Parents are pretty bad at using hard-to-guess passwords as well. Not that it really matters: the determined child is remarkably adept at bypassing parental controls – as we discovered when we sat down with a group of teenagers who, not surprisingly, prefer to remain anonymous.
They revealed that it was easy to circumvent time limits by resetting the system clock through the OS, as most software doesn’t use internet clocks to get the time.
“Google knows everything”, including how to hack parental control software
One mentioned how parents forget that “Google knows everything”, including how to hack parental control software. “Most kids realise others have tried already,” he explained, “and turn to Google for help”.
Another revealed how Google Images is your porn search friend, since most software is unaware how full of explicit photos it is. “Just switch SafeSearch off” he said, and if the software doesn’t let you then “use a proxy server”.
The proxy not only lets them view Google’s porn thumbnails, but also click through to full images and the sites hosting them. “Mum and dad are none-the-wiser,” one bragged: “the monitoring logs only show the proxy server URL and they don’t know what that is”.
Others have moved to mobile phones to access chat and indulge in “sexting”. “Mum didn’t think to check if the network blocked that kind of content,” one teenager told us.

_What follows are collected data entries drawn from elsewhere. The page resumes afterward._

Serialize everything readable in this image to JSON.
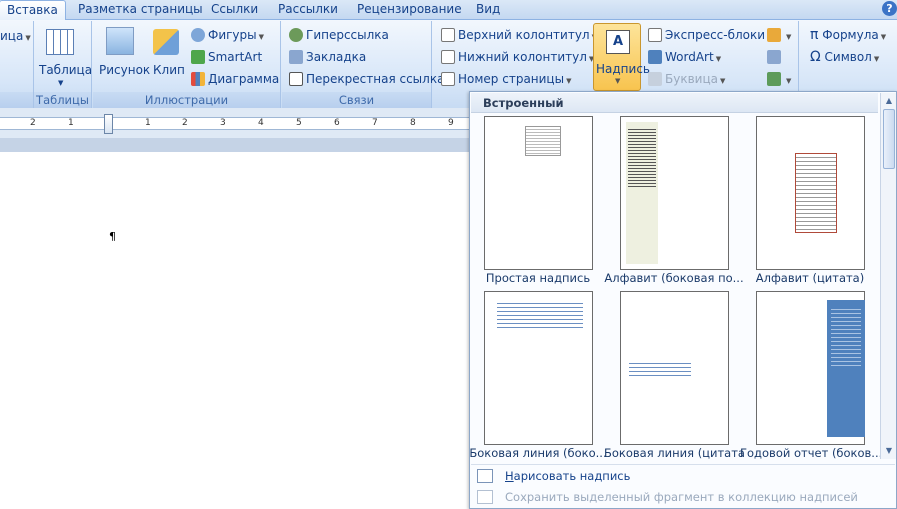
{
  "tabs": [
    "Вставка",
    "Разметка страницы",
    "Ссылки",
    "Рассылки",
    "Рецензирование",
    "Вид"
  ],
  "active_tab": "Вставка",
  "help_label": "?",
  "ribbon": {
    "cut_label": "ица",
    "tables": {
      "table_label": "Таблица",
      "group_label": "Таблицы"
    },
    "illustrations": {
      "picture": "Рисунок",
      "clip": "Клип",
      "shapes": "Фигуры",
      "smartart": "SmartArt",
      "chart": "Диаграмма",
      "group_label": "Иллюстрации"
    },
    "links": {
      "hyperlink": "Гиперссылка",
      "bookmark": "Закладка",
      "cross_ref": "Перекрестная ссылка",
      "group_label": "Связи"
    },
    "header_footer": {
      "header": "Верхний колонтитул",
      "footer": "Нижний колонтитул",
      "page_number": "Номер страницы"
    },
    "text": {
      "textbox": "Надпись",
      "quick_parts": "Экспресс-блоки",
      "wordart": "WordArt",
      "dropcap": "Буквица"
    },
    "symbols": {
      "equation": "Формула",
      "symbol": "Символ"
    }
  },
  "ruler_numbers": [
    "2",
    "1",
    "1",
    "2",
    "3",
    "4",
    "5",
    "6",
    "7",
    "8",
    "9"
  ],
  "document": {
    "cursor_mark": "¶"
  },
  "gallery": {
    "header": "Встроенный",
    "items": [
      {
        "label": "Простая надпись"
      },
      {
        "label": "Алфавит (боковая по..."
      },
      {
        "label": "Алфавит (цитата)"
      },
      {
        "label": "Боковая линия (боко..."
      },
      {
        "label": "Боковая линия (цитата)"
      },
      {
        "label": "Годовой отчет (боков..."
      }
    ],
    "draw_textbox": "Нарисовать надпись",
    "draw_textbox_accel": "Н",
    "draw_textbox_rest": "арисовать надпись",
    "save_selection": "Сохранить выделенный фрагмент в коллекцию надписей"
  },
  "colors": {
    "accent": "#15428b",
    "active_button": "#f8c44f",
    "report_blue": "#4f81bd"
  }
}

But perhaps most worrying for parents was the revelation that if all else failed and the monitoring software was too good, teenagers can turn to a Linux distro. “I boot from CD, and can then go anywhere I like and download anything I like, without leaving any trace behind,” one said. Most parents wouldn’t even know how to prevent booting from CD.
A losing battle
Even though most children won’t be circumventing parental controls with Linux distros, it’s clear that, as Rik Ferguson of Trend Micro admits, a piece of software “is not, and never should be the entirety of the answer”.So what is? Cynthia Crossley, director of Microsoft Online in the UK, believes that “the best way to stay safe online is through education”. And it isn’t only children that need to wise up. Dave Miles recommends that if your child uses a social-networking site then you should too. “It’s only by understanding what these technologies do that, as a parent, you can provide supervisory support.”
Understanding the filtering software as much as the threats is equally vital. Even software that claims to block access to certain types of website often fails to block key areas by default. “What responsible parent would want to allow access to porn, violence and drugs?” asks Rob Hopkins of So Protect Me.
And the most vital thing, according to most of the experts we spoke to, is trust. If your children can’t come to you when they run into trouble online, there’s no software in the world that’s going to solve your problems.